Separating xe_vma- and page-table state

Wed Mar 13 19:43:31 UTC 2024

On Wed, Mar 13, 2024 at 11:56:12AM +0100, Thomas Hellström wrote:
> On Wed, 2024-03-13 at 01:27 +0000, Matthew Brost wrote:
> > On Tue, Mar 12, 2024 at 05:02:20PM -0600, Zeng, Oak wrote:
> > > Hi Thomas,
> > 
> > 
> 
> ....
> 
> > Thomas:
> > 
> > I like the idea of VMAs in the PT code function being marked as const
> > and having the xe_pt_state as non const. It makes ownership very
> > clear.
> > 
> > Not sure how that will fit into [1] as that series passes around
> > a "struct xe_vm_ops" which is a list of "struct xe_vma_op". It does
> > this
> > to make "struct xe_vm_ops" a single atomic operation. The VMAs are
> > extracted either the GPUVM base operation or "struct xe_vma_op".
> > Maybe
> > these can be const? I'll look into that but this might not work out
> > in
> > practice.
> > 
> > Agree also unsure how 1:N xe_vma <-> xe_pt_state relationship fits in
> > hmmptrs. Could you explain your thinking here?
> 
> There is a need for hmmptrs to be sparse. When we fault we create a
> chunk of PTEs that we populate. This chunk could potentially be large
> and covering the whole CPU vma or it could be limited to, say 2MiB and
> aligned to allow for large page-table entries. In Oak's POC these
> chunks are called "svm ranges"
> 
> So the question arises, how do we map that to the current vma
> management and page-table code? There are basically two ways:
> 
> 1) Split VMAs so they are either fully populated or unpopulated, each
> svm_range becomes an xe_vma.
> 2) Create xe_pt_range / xe_pt_state whatever with an 1:1 mapping with
> the svm_mange and a 1:N mapping with xe_vmas.
> 
> Initially my thinking was that 1) Would be the simplest approach with
> the code we have today.
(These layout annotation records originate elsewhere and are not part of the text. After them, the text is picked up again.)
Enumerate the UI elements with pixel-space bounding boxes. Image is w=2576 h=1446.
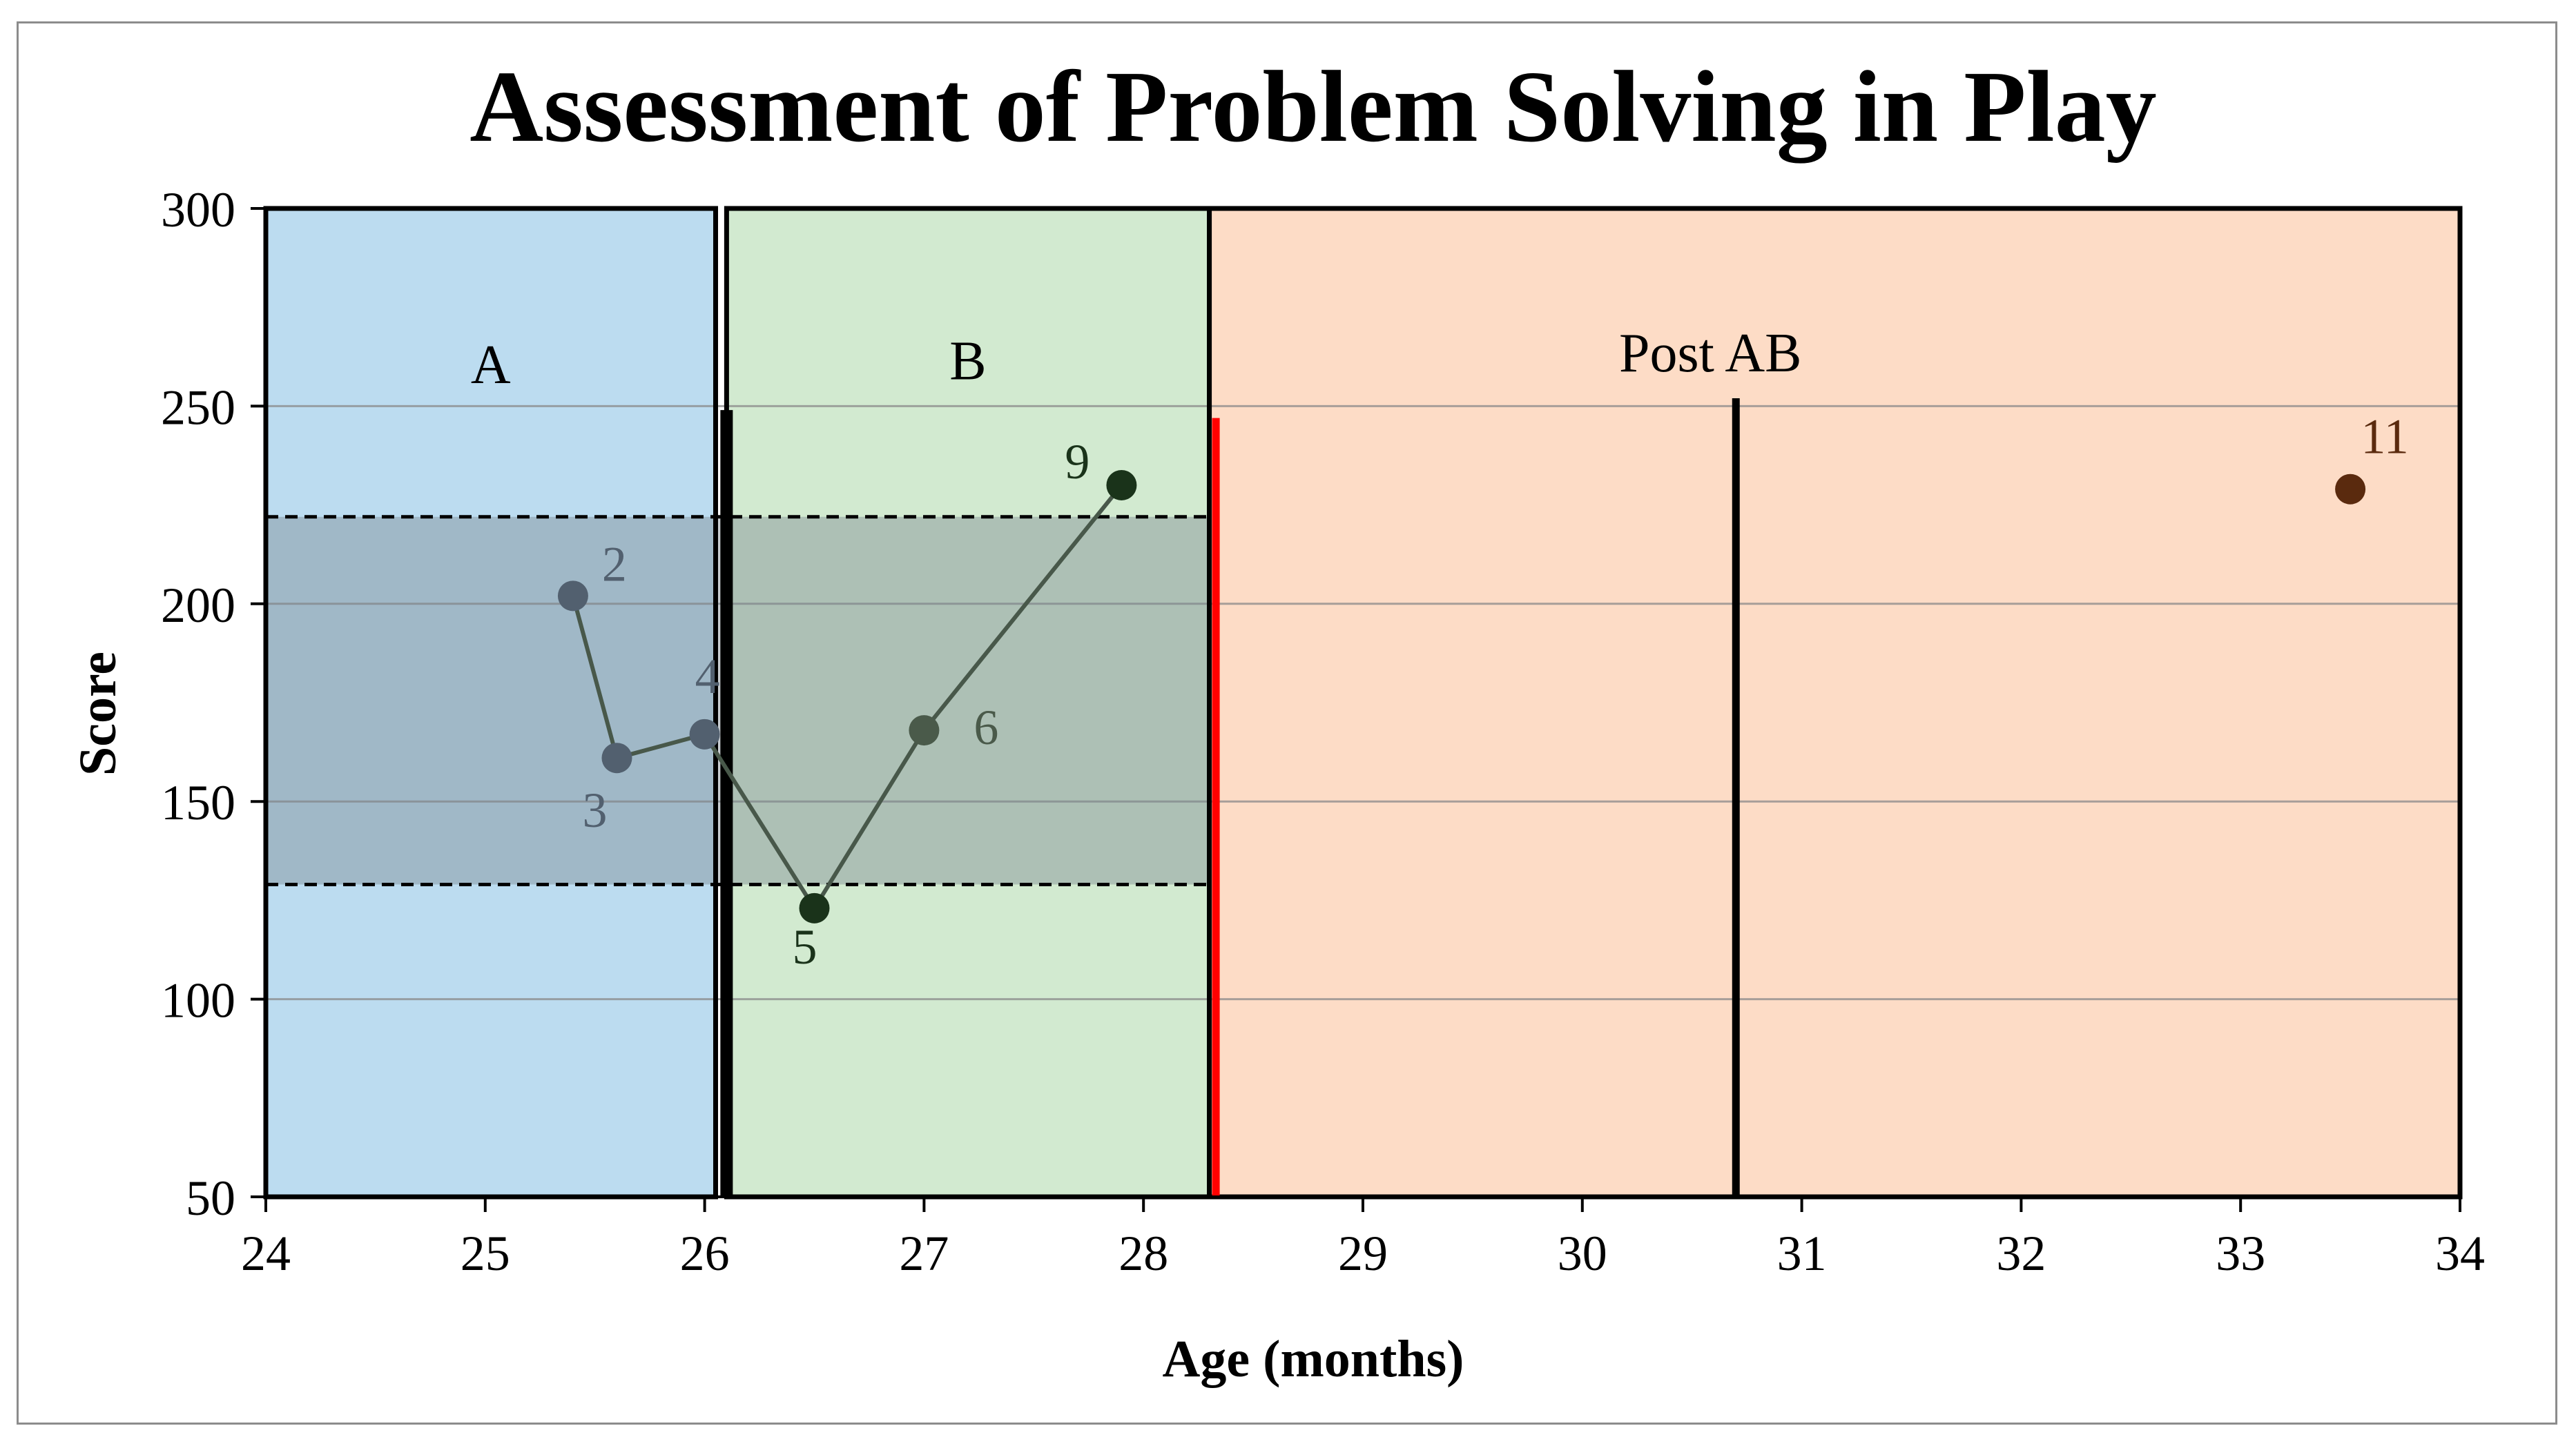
phase-region-1 bbox=[726, 208, 1210, 1197]
data-label-3: 3 bbox=[582, 783, 607, 838]
x-tick-label: 25 bbox=[461, 1226, 510, 1281]
x-tick-label: 27 bbox=[899, 1226, 949, 1281]
phase-label-1: B bbox=[949, 331, 986, 391]
data-point-6 bbox=[909, 715, 940, 746]
x-tick-label: 34 bbox=[2435, 1226, 2485, 1281]
data-label-9: 9 bbox=[1065, 434, 1090, 489]
x-tick-label: 33 bbox=[2216, 1226, 2265, 1281]
phase-label-0: A bbox=[471, 335, 511, 395]
data-point-5 bbox=[799, 892, 830, 924]
chart-title: Assessment of Problem Solving in Play bbox=[469, 50, 2156, 164]
data-label-11: 11 bbox=[2361, 409, 2408, 465]
y-tick-label: 300 bbox=[161, 182, 235, 237]
series-line-segment bbox=[812, 729, 926, 910]
x-tick-label: 29 bbox=[1338, 1226, 1388, 1281]
series-line-segment bbox=[922, 484, 1123, 732]
phase-region-0 bbox=[266, 208, 716, 1197]
y-tick-label: 50 bbox=[186, 1171, 235, 1226]
chart-svg: Assessment of Problem Solving in Play A B… bbox=[69, 50, 2485, 1388]
data-label-6: 6 bbox=[974, 700, 998, 755]
y-tick-label: 200 bbox=[161, 578, 235, 633]
data-point-4 bbox=[689, 719, 720, 750]
x-tick-label: 24 bbox=[241, 1226, 291, 1281]
x-tick-label: 28 bbox=[1118, 1226, 1168, 1281]
y-tick-label: 100 bbox=[161, 973, 235, 1028]
data-point-3 bbox=[601, 743, 632, 774]
y-tick-label: 150 bbox=[161, 775, 235, 830]
data-point-11 bbox=[2335, 473, 2366, 505]
data-label-4: 4 bbox=[695, 649, 720, 704]
y-tick-label: 250 bbox=[161, 380, 235, 435]
x-tick-label: 26 bbox=[680, 1226, 730, 1281]
phase-region-2 bbox=[1209, 208, 2460, 1197]
x-tick-label: 32 bbox=[1996, 1226, 2046, 1281]
data-point-9 bbox=[1106, 469, 1137, 500]
series-line-segment bbox=[703, 733, 817, 910]
data-label-2: 2 bbox=[602, 536, 627, 592]
x-tick-label: 31 bbox=[1777, 1226, 1827, 1281]
series-line-segment bbox=[571, 595, 619, 759]
x-tick-label: 30 bbox=[1558, 1226, 1607, 1281]
reference-band bbox=[266, 516, 1210, 885]
phase-label-2: Post AB bbox=[1619, 323, 1802, 384]
chart-frame: Assessment of Problem Solving in Play A B… bbox=[17, 21, 2557, 1425]
data-point-2 bbox=[557, 580, 588, 612]
x-axis-label: Age (months) bbox=[1163, 1330, 1464, 1388]
y-axis-label: Score bbox=[69, 652, 127, 776]
data-label-5: 5 bbox=[793, 919, 817, 975]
I lifted that briefly with Sima and he answered
> "And why would we want to do that?", and the answer at hand was ofc
> that the page-table code worked with vmas. Or rather that we mix vma
> state (the hmmptr range / attributes) and page-table state (the regions
> of the hmmptr that are actually populated), so it would be a
> consequence of our current implementation (limitations).
> 
> With the suggestion to separate vma state and pt state, the xe_svm
> ranges map to pt state and are managed per hmmptr vma. The vmas would
> then be split mainly as a result of UMD mapping something else (bo) on
> top, or UMD giving new memory attributes for a range (madvise type of
> operations).
> 

Thanks for the explaination.

My 2 cents.

Do an initial implementation is based on 1) - Split VMAs so they are
either fully populated or unpopulated, each svm_range becomes an xe_vma.

This is what I did in a quick PoC [A] and got basic system allocator
working in ~500 loc. Is it fully baked? No, but also it not all that far
off.

We get the uAPI in place, agree on all the semantics, get IGTs in place,
and basic UMD support. We walk before we run...

Then transform to code to 2). The real benefit of 2) is going to be the
memory footprint of all the state and the fragmentation of GPUVM RB tree
that comes with spliting VMAs. I'll state one obvious benefit,
xe_pt_state < xe_vma in size.

I'll give a quick example of the fragmentation issue too.

User binds 0-2^46 - 1 xe_vma
Fault - 3 xe_vma (split into 2 unpopulated xe_vma, 1 populated xe_vma)
Free - 3 xe_vma (replace 1 populated xe_vma with 1 unpopulated xe_vma)

Do this a couple of million times and we will tons of fragmentation and
unnecessary xe_vma floating around. So pursuing 2) is probably worth
while.

Is 2) going to quite a bit more complicated implementation. Let me give
fairly simple example.

User binds 0-2^46 - 1 xe_vma
Tons of occurs - 1 xe_vma, tons of xe_pt_states
User binds a BO - 3 xe_vma, need to split xe_pt_states between 2 new xe_vma, possibly unmap some xe_pt_states, yikes...

While 2) is more complicated I don't think it is complete rewrite from
1) either. [A] is built on top of [B] which introduces the concept of PT
OPs (in addition to existing concepts of GPUVM op / xe_vma_op). With a
bit more of seperation I think getting 2) to work won't be all the
difficult and the uppers layer (IOCTLs, migrate code, fault handler,
etc..) should largely be unchanged from 1) -> 2).

With a staging plan of 1) -> 2) I think this doable. Thoughts?

[A] https://gitlab.freedesktop.org/mbrost/xe-kernel-driver-system-allocator/-/commits/system_allocator_poc/?ref_type=heads
[B] https://patchwork.freedesktop.org/series/125608/ 

Matt

> /Thomas
> 
> 
> 
> 
> 
> 
> 
> 
>